Methods Ninety patients were randomly assigned to an experimental group (n=45) or a control group (n=45). The control group received conventional clinical care. The experimental group received clinical care plus pharmacist support that included medication review, patient education, lifestyle management, discharge guidance, and telephone follow-up. Treatment goals included blood pressure, rates of diabetes and dyslipidaemia, average heart rate and body mass index. Data were collected after admission, immediately before discharge, and 6 months after discharge.

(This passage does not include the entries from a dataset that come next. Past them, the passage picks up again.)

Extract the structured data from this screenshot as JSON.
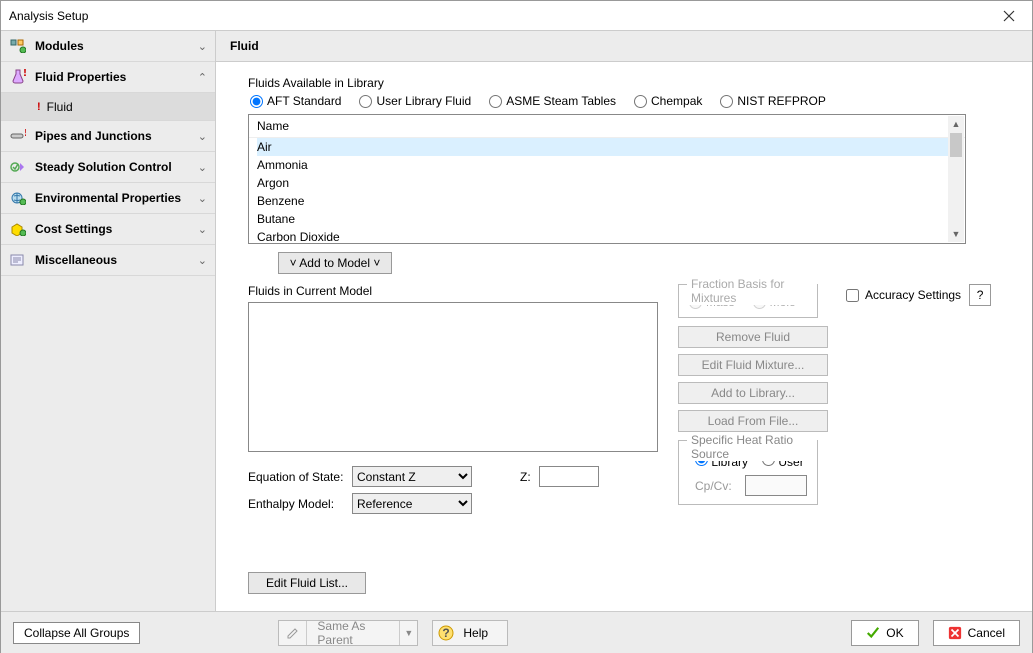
{
  "title": "Analysis Setup",
  "sidebar": {
    "groups": [
      {
        "label": "Modules",
        "expanded": false
      },
      {
        "label": "Fluid Properties",
        "expanded": true,
        "alert": true,
        "sub": {
          "label": "Fluid"
        }
      },
      {
        "label": "Pipes and Junctions",
        "expanded": false,
        "alert": true
      },
      {
        "label": "Steady Solution Control",
        "expanded": false
      },
      {
        "label": "Environmental Properties",
        "expanded": false
      },
      {
        "label": "Cost Settings",
        "expanded": false
      },
      {
        "label": "Miscellaneous",
        "expanded": false
      }
    ]
  },
  "main": {
    "heading": "Fluid",
    "library_label": "Fluids Available in Library",
    "radios": [
      "AFT Standard",
      "User Library Fluid",
      "ASME Steam Tables",
      "Chempak",
      "NIST REFPROP"
    ],
    "list_header": "Name",
    "fluids": [
      "Air",
      "Ammonia",
      "Argon",
      "Benzene",
      "Butane",
      "Carbon Dioxide"
    ],
    "add_to_model": "˅  Add to Model  ˅",
    "current_label": "Fluids in Current Model",
    "fraction": {
      "legend": "Fraction Basis for Mixtures",
      "mass": "Mass",
      "mole": "Mole"
    },
    "accuracy": "Accuracy Settings",
    "help_q": "?",
    "right_buttons": [
      "Remove Fluid",
      "Edit Fluid Mixture...",
      "Add to Library...",
      "Load From File..."
    ],
    "shrs": {
      "legend": "Specific Heat Ratio Source",
      "library": "Library",
      "user": "User",
      "cpcv": "Cp/Cv:"
    },
    "eq_state_label": "Equation of State:",
    "eq_state_value": "Constant Z",
    "z_label": "Z:",
    "enthalpy_label": "Enthalpy Model:",
    "enthalpy_value": "Reference",
    "edit_list": "Edit Fluid List..."
  },
  "footer": {
    "collapse": "Collapse All Groups",
    "same": "Same As Parent",
    "help": "Help",
    "ok": "OK",
    "cancel": "Cancel"
  }
}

Results Eighty-five patients completed the study. Upon discharge from hospital, the experimental group understood their condition better than the control group (p<0.05), and there were also significant differences between the groups in understanding treatment goals and drug regimens, health-promoting lifestyle modifications, psychogenic disorders, and satisfaction evaluations (p<0.01). At the 6-month follow-up, drug therapy compliance was significantly better in the experimental group compared to controls (93.39±6.56% vs 79.36±15.46%; p<0.01), as was the success rate by intention-to-treat (77.8% vs 48.9%) and per protocol (81.4% vs 52.4%). Two adverse drug reactions occurred in the experimental group and three occurred in the control group.
Conclusions Clinical pharmacist support improves self-care ability, quality of life, drug therapy compliance, and treatment success in coronary heart disease patients.